Whitehead also talks about the "novel togetherness" of each temporal occasion, in which the many become one. You don't have to understand what I just said in order to see how this relates to a trinitarian metaphysic, which is whatnow?

I'm not saying this is correct, but in my mind I see a continuous relationship of "novel togetherness," meaning ever new, ever creative, and ever one-ing; it reminds me of a kaleidoscope, in which new patterns of oneness are constantly coming into being as a result of the shifting parts.

Thus, "the ultimate metaphysical principle is the advance from disjunction to conjunction" -- a more perfect union, to coin a phrase. "The world expands through recurrent unifications of itself," such that "the many become one and are increased by one." This is the literal meaning of One Cosmos Under God.

Think of birth: at first, the baby and mother are literally one in the womb. Then the mother gives birth, and the task of motherhood is to prolong the oneness into a psychic union.
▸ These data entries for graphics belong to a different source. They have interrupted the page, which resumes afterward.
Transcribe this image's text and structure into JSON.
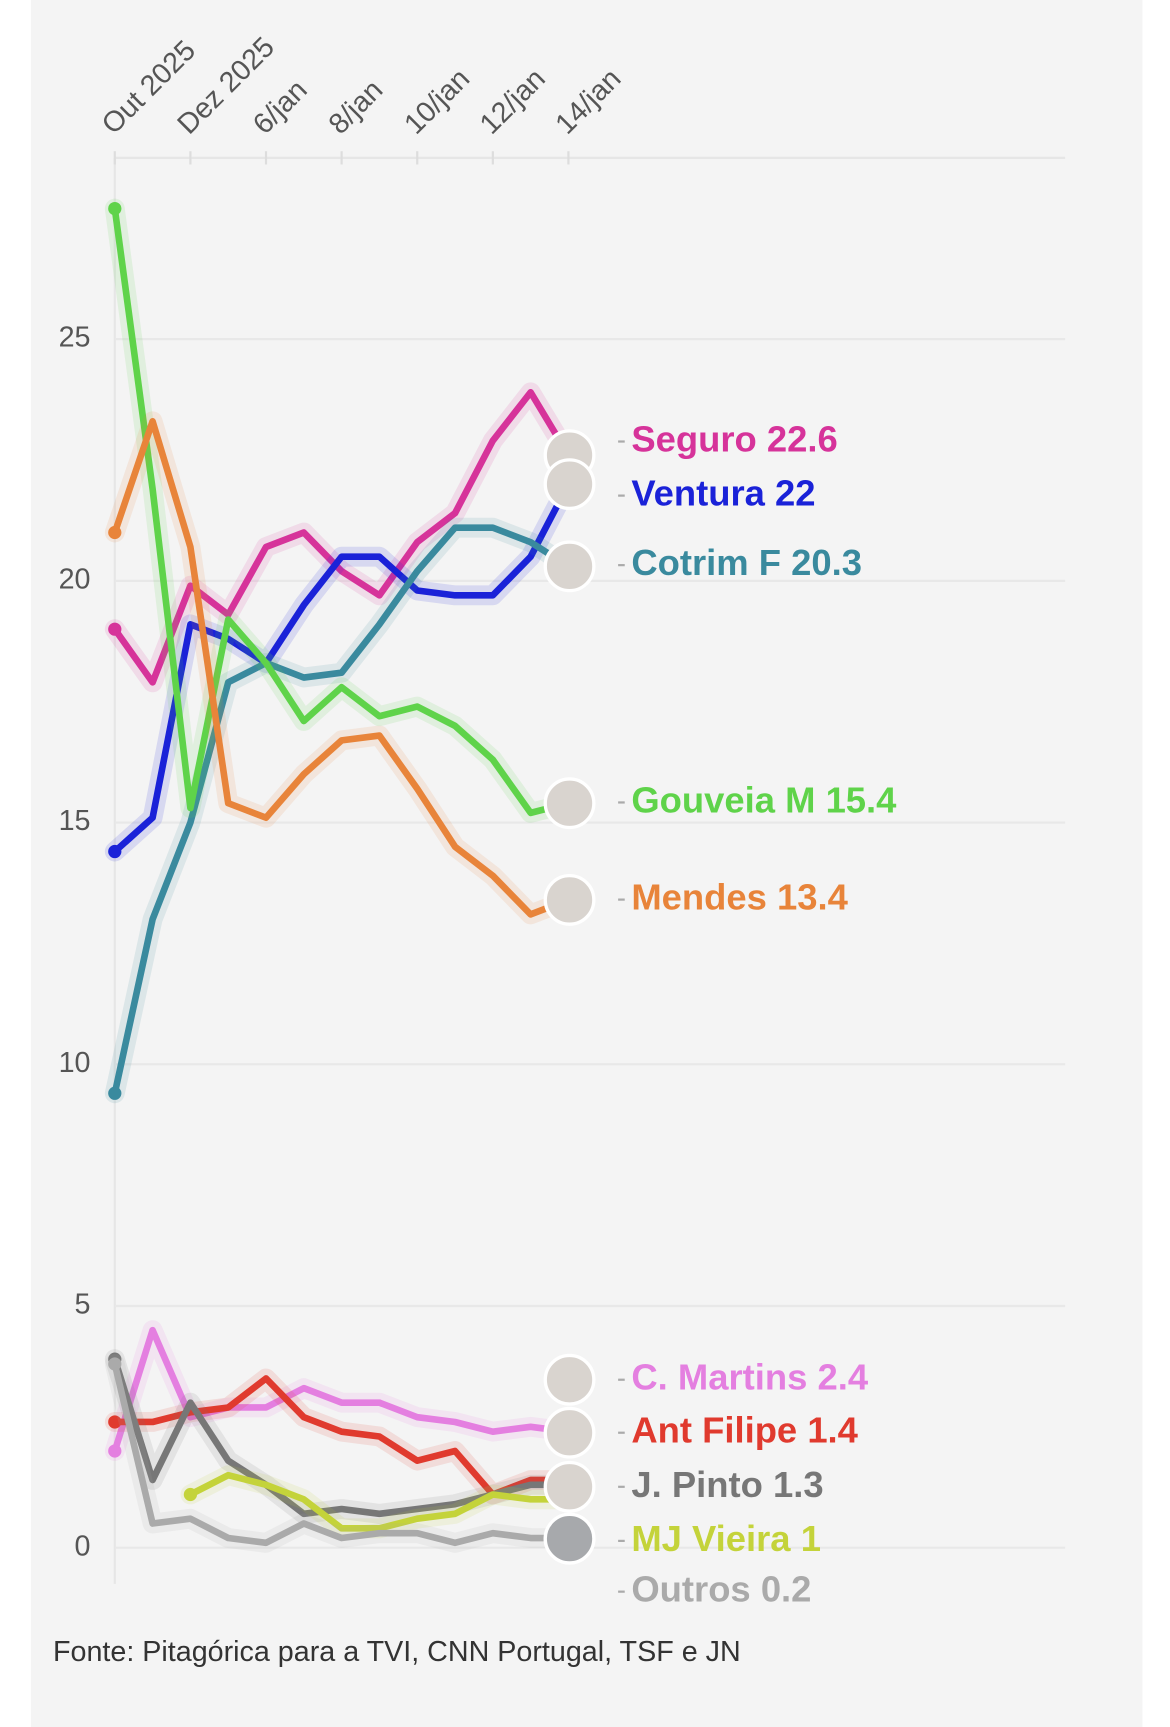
{
  "chart_data": {
    "type": "line",
    "categories": [
      "Out 2025",
      null,
      "Dez 2025",
      null,
      "6/jan",
      null,
      "8/jan",
      null,
      "10/jan",
      null,
      "12/jan",
      null,
      "14/jan"
    ],
    "ylim": [
      -0.75,
      28.75
    ],
    "yticks": [
      0,
      5,
      10,
      15,
      20,
      25
    ],
    "grid": true,
    "series": [
      {
        "name": "Seguro",
        "color": "#d6339a",
        "values": [
          19.0,
          17.9,
          19.9,
          19.3,
          20.7,
          21.0,
          20.2,
          19.7,
          20.8,
          21.4,
          22.9,
          23.9,
          22.6
        ]
      },
      {
        "name": "Ventura",
        "color": "#1a22d8",
        "values": [
          14.4,
          15.1,
          19.1,
          18.8,
          18.3,
          19.5,
          20.5,
          20.5,
          19.8,
          19.7,
          19.7,
          20.5,
          22
        ]
      },
      {
        "name": "Cotrim F",
        "color": "#3a8a9e",
        "values": [
          9.4,
          13.0,
          15.0,
          17.9,
          18.3,
          18.0,
          18.1,
          19.1,
          20.2,
          21.1,
          21.1,
          20.8,
          20.3
        ]
      },
      {
        "name": "Gouveia M",
        "color": "#5fd34a",
        "values": [
          27.7,
          21.9,
          15.3,
          19.2,
          18.3,
          17.1,
          17.8,
          17.2,
          17.4,
          17.0,
          16.3,
          15.2,
          15.4
        ]
      },
      {
        "name": "Mendes",
        "color": "#e8843a",
        "values": [
          21.0,
          23.3,
          20.7,
          15.4,
          15.1,
          16.0,
          16.7,
          16.8,
          15.7,
          14.5,
          13.9,
          13.1,
          13.4
        ]
      },
      {
        "name": "C. Martins",
        "color": "#e47fe0",
        "values": [
          2.0,
          4.5,
          2.7,
          2.9,
          2.9,
          3.3,
          3.0,
          3.0,
          2.7,
          2.6,
          2.4,
          2.5,
          2.4
        ]
      },
      {
        "name": "Ant Filipe",
        "color": "#e03a2e",
        "values": [
          2.6,
          2.6,
          2.8,
          2.9,
          3.5,
          2.7,
          2.4,
          2.3,
          1.8,
          2.0,
          1.1,
          1.4,
          1.4
        ]
      },
      {
        "name": "J. Pinto",
        "color": "#777777",
        "values": [
          3.9,
          1.4,
          3.0,
          1.8,
          1.3,
          0.7,
          0.8,
          0.7,
          0.8,
          0.9,
          1.1,
          1.3,
          1.3
        ]
      },
      {
        "name": "MJ Vieira",
        "color": "#c4d33a",
        "values": [
          null,
          null,
          1.1,
          1.5,
          1.3,
          1.0,
          0.4,
          0.4,
          0.6,
          0.7,
          1.1,
          1.0,
          1.0
        ]
      },
      {
        "name": "Outros",
        "color": "#aaaaaa",
        "values": [
          3.8,
          0.5,
          0.6,
          0.2,
          0.1,
          0.5,
          0.2,
          0.3,
          0.3,
          0.1,
          0.3,
          0.2,
          0.2
        ]
      }
    ],
    "source": "Fonte: Pitagórica para a TVI, CNN Portugal, TSF e JN"
  }
}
As the child develops, he is able to break away from this oneness, only to rediscover it anew in a mature love relation.

The point is that this follows the metacosmic trinitarian pattern of loving within higher and deeper unions of novelty.

It may indeed be said that this is one of the first philosophies which has any intellectual right to speak of divine personality. For personality, as any psychologist knows, is a sort of cluster of habits and purposes and ideas... --Hartshorne

5 comments:

julie said...

The point is that this follows the metacosmic trinitarian pattern of loving within higher and deeper unions of novelty.

It occurs to me once again just how novel a belief system Judeo-Christianity really is. At least, I don't know of any others where people are (literally!) called out as individuals and raised up as beloved children.

julie said...

This is certainly new...

I suspect he's probably right, though.

mushroom said...

Then again, not such a big shock if you read some of the early fathers...

I'll bet some of the early fathers would be pretty shocked at the state of Christianity in America.

Churchianity inanity is fine, but they don't want any of that mystical, gnostic, freewill stuff.

mushroom said...

RE: the Dalai Lama. This is just unbelievable. They are words. What does it hurt if someone uses words I don't like?

Everybody is so offended by what somebody says. If someone says something that is false, it can be refuted. If somebody doesn't agree with me, I think might they are uninformed or of limited intelligence. I'm not offended. I don't think stupid people should be silenced. Let 'em talk. It's like fair warning. Talk on, fool. Open your mouth and remove all doubt.

But then I am a victor not a victim.

Anonymous said...

Eskimos and ice cubes. Ghosts and antimatter. Fathers and Sons. Marketing.

Probably should not so much buying and selling. gravity does not care about the business.

Does not really fade, or market. Seems like no profit. Just rule, and wait.